Oral Misoprostol Before Office Endometrial Biopsy

OBJECTIVE To evaluate oral misoprostol use before office endometrial biopsy. METHODS Forty‐two nonpregnant women aged 35–77 years were randomized to a prospective, double‐blind study to receive either 400 μg oral misoprostol or placebo 3 hours before office endometrial biopsy. Misoprostol effects were assessed by 1) cervical resistance, 2) ease of performing the endometrial biopsy, 3) success rate of obtaining an endometrial biopsy, 4) pain intensity associated with the endometrial biopsy, and 5) adverse clinical side effects. RESULTS Patients in the misoprostol group experienced significantly (P < .01) more pain associated with the endometrial biopsy. The observed power to detect this difference in misoprostol‐placebo comparison using the Wilcoxon rank sum test at 0.05 level of significance is 89%. In addition, significantly (P < .05) more patients had the adverse side effect of uterine cramping at 1.5 hours after medication ingestion in the misoprostol group.
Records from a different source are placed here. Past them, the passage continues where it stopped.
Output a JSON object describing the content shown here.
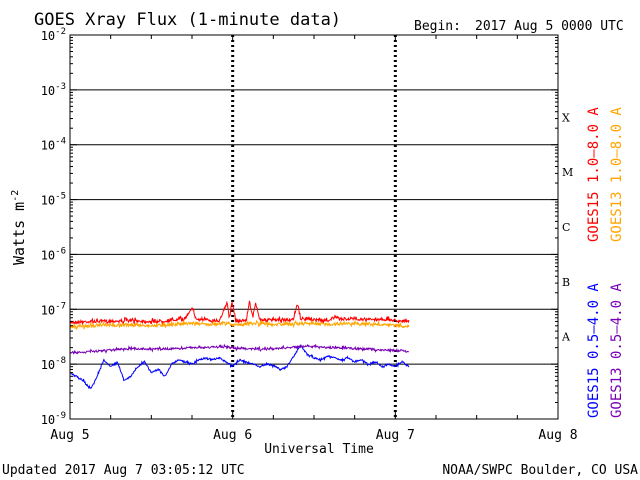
{
  "chart_data": {
    "type": "line",
    "title": "GOES Xray Flux (1-minute data)",
    "begin_label": "Begin:",
    "begin_value": "2017 Aug 5 0000 UTC",
    "ylabel": "Watts m",
    "ylabel_exp": "-2",
    "xlabel": "Universal Time",
    "ylim": [
      1e-09,
      0.01
    ],
    "xlim_hours": [
      0,
      72
    ],
    "y_ticks": [
      {
        "value": 0.01,
        "base": "10",
        "exp": "-2"
      },
      {
        "value": 0.001,
        "base": "10",
        "exp": "-3"
      },
      {
        "value": 0.0001,
        "base": "10",
        "exp": "-4"
      },
      {
        "value": 1e-05,
        "base": "10",
        "exp": "-5"
      },
      {
        "value": 1e-06,
        "base": "10",
        "exp": "-6"
      },
      {
        "value": 1e-07,
        "base": "10",
        "exp": "-7"
      },
      {
        "value": 1e-08,
        "base": "10",
        "exp": "-8"
      },
      {
        "value": 1e-09,
        "base": "10",
        "exp": "-9"
      }
    ],
    "x_ticks": [
      {
        "hour": 0,
        "label": "Aug 5"
      },
      {
        "hour": 24,
        "label": "Aug 6"
      },
      {
        "hour": 48,
        "label": "Aug 7"
      },
      {
        "hour": 72,
        "label": "Aug 8"
      }
    ],
    "flare_classes": [
      {
        "label": "X",
        "low": 0.0001,
        "high": 0.001
      },
      {
        "label": "M",
        "low": 1e-05,
        "high": 0.0001
      },
      {
        "label": "C",
        "low": 1e-06,
        "high": 1e-05
      },
      {
        "label": "B",
        "low": 1e-07,
        "high": 1e-06
      },
      {
        "label": "A",
        "low": 1e-08,
        "high": 1e-07
      }
    ],
    "data_end_hour": 50.1,
    "series": [
      {
        "name": "GOES15 1.0-8.0 A",
        "color": "#ff0000",
        "dx": 1.5,
        "points": [
          [
            0,
            5.8e-08
          ],
          [
            3,
            6e-08
          ],
          [
            6,
            6.1e-08
          ],
          [
            9,
            6.2e-08
          ],
          [
            12,
            6e-08
          ],
          [
            15,
            6.3e-08
          ],
          [
            17,
            6.8e-08
          ],
          [
            18,
            1.1e-07
          ],
          [
            18.6,
            6.6e-08
          ],
          [
            20,
            6.4e-08
          ],
          [
            22,
            6.2e-08
          ],
          [
            23.2,
            1.3e-07
          ],
          [
            23.5,
            7e-08
          ],
          [
            23.9,
            1.3e-07
          ],
          [
            24.5,
            6.2e-08
          ],
          [
            26,
            6.3e-08
          ],
          [
            26.5,
            1.4e-07
          ],
          [
            27,
            7e-08
          ],
          [
            27.4,
            1.3e-07
          ],
          [
            28,
            6.5e-08
          ],
          [
            30,
            6.3e-08
          ],
          [
            32,
            6.4e-08
          ],
          [
            33,
            6.4e-08
          ],
          [
            33.5,
            1.3e-07
          ],
          [
            34,
            6.8e-08
          ],
          [
            36,
            6.6e-08
          ],
          [
            38,
            6.2e-08
          ],
          [
            39,
            7.2e-08
          ],
          [
            40,
            6.6e-08
          ],
          [
            42,
            6.8e-08
          ],
          [
            44,
            6.5e-08
          ],
          [
            46,
            6.6e-08
          ],
          [
            48,
            6.3e-08
          ],
          [
            50,
            6e-08
          ]
        ]
      },
      {
        "name": "GOES13 1.0-8.0 A",
        "color": "#ffa500",
        "dx": 1.5,
        "points": [
          [
            0,
            4.8e-08
          ],
          [
            3,
            5e-08
          ],
          [
            6,
            5.1e-08
          ],
          [
            9,
            5.2e-08
          ],
          [
            12,
            5e-08
          ],
          [
            15,
            5.3e-08
          ],
          [
            18,
            5.6e-08
          ],
          [
            20,
            5.3e-08
          ],
          [
            23,
            5.6e-08
          ],
          [
            24,
            5.2e-08
          ],
          [
            26,
            5.4e-08
          ],
          [
            28,
            5.6e-08
          ],
          [
            30,
            5.3e-08
          ],
          [
            33,
            5.4e-08
          ],
          [
            35,
            5.5e-08
          ],
          [
            38,
            5.3e-08
          ],
          [
            40,
            5.5e-08
          ],
          [
            42,
            5.6e-08
          ],
          [
            45,
            5.3e-08
          ],
          [
            48,
            5e-08
          ],
          [
            50,
            4.9e-08
          ]
        ]
      },
      {
        "name": "GOES15 0.5-4.0 A",
        "color": "#0000ff",
        "dx": 0.8,
        "points": [
          [
            0,
            7e-09
          ],
          [
            1,
            6e-09
          ],
          [
            2,
            5e-09
          ],
          [
            3,
            3.5e-09
          ],
          [
            4,
            6e-09
          ],
          [
            5,
            1.2e-08
          ],
          [
            6,
            9e-09
          ],
          [
            7,
            1.1e-08
          ],
          [
            8,
            5e-09
          ],
          [
            9,
            6e-09
          ],
          [
            10,
            9e-09
          ],
          [
            11,
            1.1e-08
          ],
          [
            12,
            7e-09
          ],
          [
            13,
            8e-09
          ],
          [
            14,
            6e-09
          ],
          [
            15,
            1e-08
          ],
          [
            16,
            1.2e-08
          ],
          [
            17,
            1.1e-08
          ],
          [
            18,
            1e-08
          ],
          [
            19,
            1.2e-08
          ],
          [
            20,
            1.3e-08
          ],
          [
            21,
            1.2e-08
          ],
          [
            22,
            1.3e-08
          ],
          [
            23,
            1.1e-08
          ],
          [
            24,
            9e-09
          ],
          [
            25,
            1.2e-08
          ],
          [
            26,
            1.1e-08
          ],
          [
            27,
            1e-08
          ],
          [
            28,
            9e-09
          ],
          [
            29,
            1e-08
          ],
          [
            30,
            9.5e-09
          ],
          [
            31,
            8e-09
          ],
          [
            32,
            9e-09
          ],
          [
            33,
            1.4e-08
          ],
          [
            34,
            2.2e-08
          ],
          [
            35,
            1.5e-08
          ],
          [
            36,
            1.3e-08
          ],
          [
            37,
            1.2e-08
          ],
          [
            38,
            1.4e-08
          ],
          [
            39,
            1.3e-08
          ],
          [
            40,
            1.2e-08
          ],
          [
            41,
            1.3e-08
          ],
          [
            42,
            1.1e-08
          ],
          [
            43,
            1.2e-08
          ],
          [
            44,
            1e-08
          ],
          [
            45,
            1.1e-08
          ],
          [
            46,
            9e-09
          ],
          [
            47,
            1e-08
          ],
          [
            48,
            9e-09
          ],
          [
            49,
            1.1e-08
          ],
          [
            50,
            9e-09
          ]
        ]
      },
      {
        "name": "GOES13 0.5-4.0 A",
        "color": "#7800b4",
        "dx": 1.0,
        "points": [
          [
            0,
            1.6e-08
          ],
          [
            3,
            1.7e-08
          ],
          [
            6,
            1.8e-08
          ],
          [
            9,
            1.9e-08
          ],
          [
            12,
            1.9e-08
          ],
          [
            15,
            1.9e-08
          ],
          [
            18,
            2e-08
          ],
          [
            20,
            2e-08
          ],
          [
            22,
            2.1e-08
          ],
          [
            24,
            2e-08
          ],
          [
            26,
            1.9e-08
          ],
          [
            28,
            1.9e-08
          ],
          [
            30,
            1.9e-08
          ],
          [
            32,
            2e-08
          ],
          [
            34,
            2.1e-08
          ],
          [
            36,
            2.1e-08
          ],
          [
            38,
            2e-08
          ],
          [
            40,
            2e-08
          ],
          [
            42,
            1.9e-08
          ],
          [
            44,
            1.9e-08
          ],
          [
            46,
            1.8e-08
          ],
          [
            48,
            1.8e-08
          ],
          [
            50,
            1.7e-08
          ]
        ]
      }
    ],
    "legend": [
      {
        "label": "GOES15 1.0–8.0 A",
        "color": "#ff0000"
      },
      {
        "label": "GOES13 1.0–8.0 A",
        "color": "#ffa500"
      },
      {
        "label": "GOES15 0.5–4.0 A",
        "color": "#0000ff"
      },
      {
        "label": "GOES13 0.5–4.0 A",
        "color": "#7800b4"
      }
    ]
  },
  "footer": {
    "updated": "Updated 2017 Aug  7 03:05:12 UTC",
    "source": "NOAA/SWPC Boulder, CO USA"
  }
}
The observed power to detect this difference is 98%. There were no differences between the misoprostol and placebo groups in cervical resistance, ease of performing the biopsy, success rate for obtaining an endometrial biopsy, or adverse side effects at 3 hours post medication ingestion. CONCLUSION Oral misoprostol 400 μg caused more uterine cramping and pain in nonpregnant women undergoing office endometrial biopsy when given 3 hours before biopsy attempt. No other cervical effects were noted.